Have you ever thought about paying off your debts with your investments? For many of you, one of your final debts is your home loan and you just can’t wait for the day when that massive debt is paid off and you are 100% debt free. Over the years, your retirement account has amassed into a decent chunk of change, but recently, you have not seen the benefits of your investment.
In fact, your retirement fund might even be worth less than what it was 5 years ago, so why not just take it out and pay off the mortgage?! At least it would keep you from paying all that interest on your debt, right? While I agree that it would be nice to pay off your house, my gut reaction is to leave your investments alone. But let’s dig into some numbers and figure it out!
In order to accurately answer this question, we really need to have a sample scenario. Let’s work with the numbers below:
- Home Value: $90,000
- Remaining Mortgage: $60,000
- Monthly Payment: $500 (15 year loan with 12 years remaining)

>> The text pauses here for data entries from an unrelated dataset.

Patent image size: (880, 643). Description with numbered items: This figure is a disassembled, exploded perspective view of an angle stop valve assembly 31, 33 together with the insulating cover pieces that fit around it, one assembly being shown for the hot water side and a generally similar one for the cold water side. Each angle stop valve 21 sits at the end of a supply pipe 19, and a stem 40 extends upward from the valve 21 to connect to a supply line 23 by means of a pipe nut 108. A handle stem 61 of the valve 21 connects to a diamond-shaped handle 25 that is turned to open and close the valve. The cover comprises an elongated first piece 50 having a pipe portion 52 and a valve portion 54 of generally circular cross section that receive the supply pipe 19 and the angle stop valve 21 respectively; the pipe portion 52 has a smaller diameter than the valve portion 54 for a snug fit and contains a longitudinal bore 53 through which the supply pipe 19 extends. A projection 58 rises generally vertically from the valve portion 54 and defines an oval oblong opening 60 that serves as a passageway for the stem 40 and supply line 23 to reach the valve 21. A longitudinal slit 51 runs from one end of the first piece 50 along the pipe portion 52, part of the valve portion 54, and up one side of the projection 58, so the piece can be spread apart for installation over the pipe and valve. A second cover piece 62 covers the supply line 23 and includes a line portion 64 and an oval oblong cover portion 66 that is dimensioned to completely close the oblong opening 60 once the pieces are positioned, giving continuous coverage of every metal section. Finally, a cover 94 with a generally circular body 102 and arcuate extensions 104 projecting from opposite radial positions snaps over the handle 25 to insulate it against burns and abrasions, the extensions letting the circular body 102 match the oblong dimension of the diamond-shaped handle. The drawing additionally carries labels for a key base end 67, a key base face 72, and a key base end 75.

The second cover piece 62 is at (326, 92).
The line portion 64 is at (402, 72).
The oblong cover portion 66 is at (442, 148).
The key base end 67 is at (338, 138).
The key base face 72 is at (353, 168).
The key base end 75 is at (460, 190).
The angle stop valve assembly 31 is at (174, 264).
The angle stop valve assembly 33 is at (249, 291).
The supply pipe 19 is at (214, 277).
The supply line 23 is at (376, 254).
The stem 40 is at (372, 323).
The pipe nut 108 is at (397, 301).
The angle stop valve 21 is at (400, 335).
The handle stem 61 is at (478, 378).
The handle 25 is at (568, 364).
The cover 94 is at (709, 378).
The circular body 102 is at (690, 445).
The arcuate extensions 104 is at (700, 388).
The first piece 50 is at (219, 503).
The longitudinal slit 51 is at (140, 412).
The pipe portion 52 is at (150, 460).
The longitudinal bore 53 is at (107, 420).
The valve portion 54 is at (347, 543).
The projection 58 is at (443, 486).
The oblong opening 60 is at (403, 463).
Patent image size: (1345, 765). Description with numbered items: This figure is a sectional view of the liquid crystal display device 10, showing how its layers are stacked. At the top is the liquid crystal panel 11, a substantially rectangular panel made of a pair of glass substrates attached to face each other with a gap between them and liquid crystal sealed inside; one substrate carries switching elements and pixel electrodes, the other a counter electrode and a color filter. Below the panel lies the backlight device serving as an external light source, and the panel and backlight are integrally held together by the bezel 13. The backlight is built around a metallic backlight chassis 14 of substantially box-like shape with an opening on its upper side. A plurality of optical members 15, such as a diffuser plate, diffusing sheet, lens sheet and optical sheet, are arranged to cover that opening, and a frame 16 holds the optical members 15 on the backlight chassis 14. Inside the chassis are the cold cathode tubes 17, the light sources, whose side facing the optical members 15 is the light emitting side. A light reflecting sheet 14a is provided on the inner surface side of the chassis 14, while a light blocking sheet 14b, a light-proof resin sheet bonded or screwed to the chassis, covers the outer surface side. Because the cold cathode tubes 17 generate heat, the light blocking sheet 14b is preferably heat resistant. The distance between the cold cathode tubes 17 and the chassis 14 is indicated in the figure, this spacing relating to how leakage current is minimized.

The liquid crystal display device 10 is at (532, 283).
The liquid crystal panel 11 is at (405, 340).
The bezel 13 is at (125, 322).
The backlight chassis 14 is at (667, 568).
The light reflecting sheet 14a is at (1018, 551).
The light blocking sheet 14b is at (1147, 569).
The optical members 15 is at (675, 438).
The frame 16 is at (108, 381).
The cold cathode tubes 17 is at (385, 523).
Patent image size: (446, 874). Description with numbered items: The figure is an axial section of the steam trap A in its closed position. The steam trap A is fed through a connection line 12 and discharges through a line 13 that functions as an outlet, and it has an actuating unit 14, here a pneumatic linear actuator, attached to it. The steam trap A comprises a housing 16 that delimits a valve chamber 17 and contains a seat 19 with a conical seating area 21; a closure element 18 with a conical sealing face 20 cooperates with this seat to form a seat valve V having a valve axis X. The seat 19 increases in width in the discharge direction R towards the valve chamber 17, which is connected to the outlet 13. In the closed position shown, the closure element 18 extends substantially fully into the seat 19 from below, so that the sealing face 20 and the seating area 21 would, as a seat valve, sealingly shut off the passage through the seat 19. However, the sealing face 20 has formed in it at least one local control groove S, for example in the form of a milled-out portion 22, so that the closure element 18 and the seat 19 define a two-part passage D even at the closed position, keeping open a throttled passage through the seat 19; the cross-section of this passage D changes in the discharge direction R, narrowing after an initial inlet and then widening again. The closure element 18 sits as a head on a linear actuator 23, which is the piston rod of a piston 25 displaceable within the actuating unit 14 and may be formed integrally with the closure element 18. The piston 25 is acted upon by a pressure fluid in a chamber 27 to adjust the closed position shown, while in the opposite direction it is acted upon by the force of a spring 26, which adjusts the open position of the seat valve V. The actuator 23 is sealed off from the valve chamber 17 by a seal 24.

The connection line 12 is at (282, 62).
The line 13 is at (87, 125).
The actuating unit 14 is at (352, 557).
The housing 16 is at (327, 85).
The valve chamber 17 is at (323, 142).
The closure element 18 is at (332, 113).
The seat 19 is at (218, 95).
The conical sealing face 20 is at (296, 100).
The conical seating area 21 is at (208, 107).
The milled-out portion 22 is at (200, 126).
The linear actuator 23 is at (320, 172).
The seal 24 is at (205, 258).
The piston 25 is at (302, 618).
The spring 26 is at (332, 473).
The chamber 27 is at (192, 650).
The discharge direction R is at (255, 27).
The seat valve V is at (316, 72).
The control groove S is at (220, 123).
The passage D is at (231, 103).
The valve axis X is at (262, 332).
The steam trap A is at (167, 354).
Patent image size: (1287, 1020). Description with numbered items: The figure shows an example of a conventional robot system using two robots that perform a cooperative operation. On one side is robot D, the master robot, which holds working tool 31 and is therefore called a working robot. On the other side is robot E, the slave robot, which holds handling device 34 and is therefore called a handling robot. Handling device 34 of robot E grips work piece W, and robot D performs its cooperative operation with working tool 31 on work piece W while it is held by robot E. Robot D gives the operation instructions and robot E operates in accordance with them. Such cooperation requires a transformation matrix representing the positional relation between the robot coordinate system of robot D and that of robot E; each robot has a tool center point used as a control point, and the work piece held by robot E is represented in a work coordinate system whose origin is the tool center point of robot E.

- Mortgage Interest Rate: 5%
- 401(k) Value: $50,000
- Expected Future Growth of Investment Fund: 8%
- Tax Bracket: 25%
Take The Money Out and Pay Off The House
So what if you took the money out of your 401(k) and put it toward the home loan? Based on our numbers above, you might expect that you’ll simply remove the $50,000, dump it toward the principle of our home loan, and have only $10,000 remaining, but this is not correct. You’ve forgotten about a little thing called taxes.
If you earn between $70,700 and $142,700 (including the 401(k) deduction) as a married couple, you’ll have to pay a 25% tax on that 401(k) withdrawal. Also, if you are less than 59.5 years old, then you need to pay an additional 10% as a fee to the federal government. With these taxes and fees, your investment account is now worth only $32,500.
If you put that lump sum toward your mortgage, you’ll still have a balance of $27,500, which will take you another 5 years to pay off in full. So, at the end of the 5 years, you have no retirement savings, but your house will be paid in full with a value of $100,000.
Your Net Worth After 5 Years: $100,000
Keep The Money In Your Retirement Account
What if you just kept paying your regular house payments and allowed your retirement fund to grow at 8%? After the 5 years, your mortgage would dip down to about $45,000 and your investment account would rise from $50,000 to $75,000. Assuming your home is now worth $100,000, that means you have $55,000 in equity, which gives you a net worth of $130,000.
Your Net Worth After 5 Years: 130,000
The Best Plan
Based on the example we used above, it is clearly evident that removing your 401(k) to pay off the mortgage is not a good idea. Even though it seems like you’re earning nothing on your investments now, they will most likely grow in the future and far outperform the value in your home.
Have you ever thought about removing some money from your investments to pay off your home a little faster? What is your opinion now that you’ve read this article?